Thaw
Sunless
afternoons. The world is grainy,
my cave eyes half blind.
Water scums frost-clenched soil,
old cloud furrowed like rotting snow.
The bonewhite core of earth
pushes through dark-trenched skin.
Too patient, my body creaks like
bare birch in sparse wind,
a peace like leaden hands
laced over nose, mouth.
In
the stubble forest, brightness widens
around a thin doe and sparrows.
Miles off: the groaning, cracking.
Tremors beneath my feet.
Breath returns, uncalled,
swelling winter-carved spaces,
small noises loosen in my throat.
I stretch within my heavy skin.
Groundbreaking
In
the dried bowl of the lake we dig packed clay,
The belly skin the big water sloughed,
shrinking into herself, thousands of years ago.
We peel aside her new green fur, the gravecover,
read her flesh-print, gather her bones -
grey shale and sandstone - at the feet of broad trees.
We scour the intricate soil scrawls for the worms'
translation of silt clod and sand dust,
hear leafy mouths of cottonwoods whisper
the wisdom of what the roots have seen.
Words scatter like silver flocks of alewife
before our shadowed hands. Our shovels slice deeper.
Bright sediments chart the lake's slow body-weather,
colors record her dream of pumpkin, oak,
and ash, pushing from the new-bare belly.

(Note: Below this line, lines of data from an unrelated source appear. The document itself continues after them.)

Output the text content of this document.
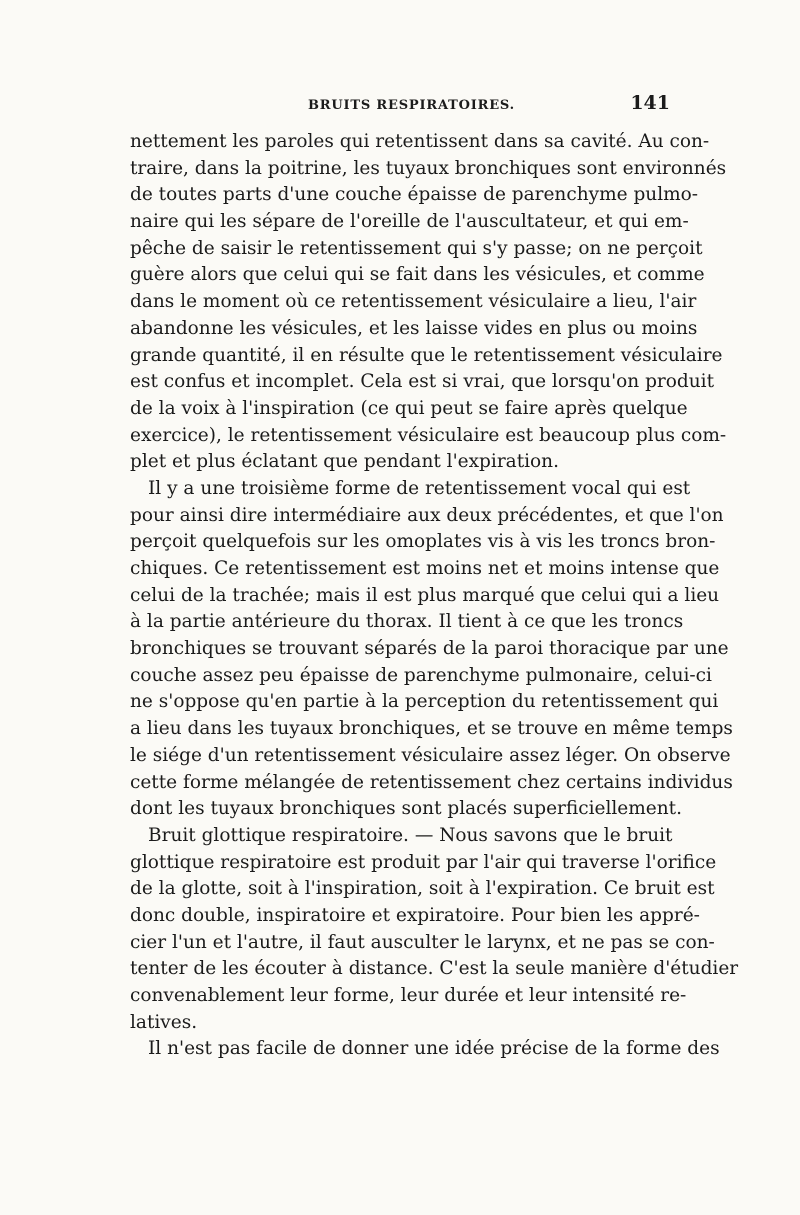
BRUITS RESPIRATOIRES.	141
nettement les paroles qui retentissent dans sa cavité. Au con-
traire, dans la poitrine, les tuyaux bronchiques sont environnés
de toutes parts d'une couche épaisse de parenchyme pulmo-
naire qui les sépare de l'oreille de l'auscultateur, et qui em-
pêche de saisir le retentissement qui s'y passe; on ne perçoit
guère alors que celui qui se fait dans les vésicules, et comme
dans le moment où ce retentissement vésiculaire a lieu, l'air
abandonne les vésicules, et les laisse vides en plus ou moins
grande quantité, il en résulte que le retentissement vésiculaire
est confus et incomplet. Cela est si vrai, que lorsqu'on produit
de la voix à l'inspiration (ce qui peut se faire après quelque
exercice), le retentissement vésiculaire est beaucoup plus com-
plet et plus éclatant que pendant l'expiration.
Il y a une troisième forme de retentissement vocal qui est
pour ainsi dire intermédiaire aux deux précédentes, et que l'on
perçoit quelquefois sur les omoplates vis à vis les troncs bron-
chiques. Ce retentissement est moins net et moins intense que
celui de la trachée; mais il est plus marqué que celui qui a lieu
à la partie antérieure du thorax. Il tient à ce que les troncs
bronchiques se trouvant séparés de la paroi thoracique par une
couche assez peu épaisse de parenchyme pulmonaire, celui-ci
ne s'oppose qu'en partie à la perception du retentissement qui
a lieu dans les tuyaux bronchiques, et se trouve en même temps
le siége d'un retentissement vésiculaire assez léger. On observe
cette forme mélangée de retentissement chez certains individus
dont les tuyaux bronchiques sont placés superficiellement.
Bruit glottique respiratoire. — Nous savons que le bruit
glottique respiratoire est produit par l'air qui traverse l'orifice
de la glotte, soit à l'inspiration, soit à l'expiration. Ce bruit est
donc double, inspiratoire et expiratoire. Pour bien les appré-
cier l'un et l'autre, il faut ausculter le larynx, et ne pas se con-
tenter de les écouter à distance. C'est la seule manière d'étudier
convenablement leur forme, leur durée et leur intensité re-
latives.
Il n'est pas facile de donner une idée précise de la forme des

We tear the strata loose, send up dust like prayers
and enter our delicious ruin:
our toes, blind grubs, bite in but cannot eat.
Frog
On
this gut-stained pad I spread your limbs,
prepare a blade, and begin to indulge my curiosity.
I guide unbiased metal into your thin flesh,
tear soft layers into ragged wings.
Rumpled moss jacket slides from your spine;
muscle pools around bone-twigs - your inner bog
Basalt eyes roll in muddy-gold globes.
White light glazes everything:
clear liquid from your pierced nape, droplets
from your refrigerated pool, a deflated eye's stream.
Electric
syllables threading your still-sensitive body
scroll beneath my needle, flutter across a screen.
I fill a book with numbers, crude translation.
Neat columns swell my understanding,
as extra bread swells flesh around the bone.
I quiet my machines, close your cottoned mouth,
put out the lamp at last. Rain-grey light
falls through the windows.
I inter you in the white ice box
and turn to tread the muddy grass
three stories down. Inside me
captive moths beat themselves to dust.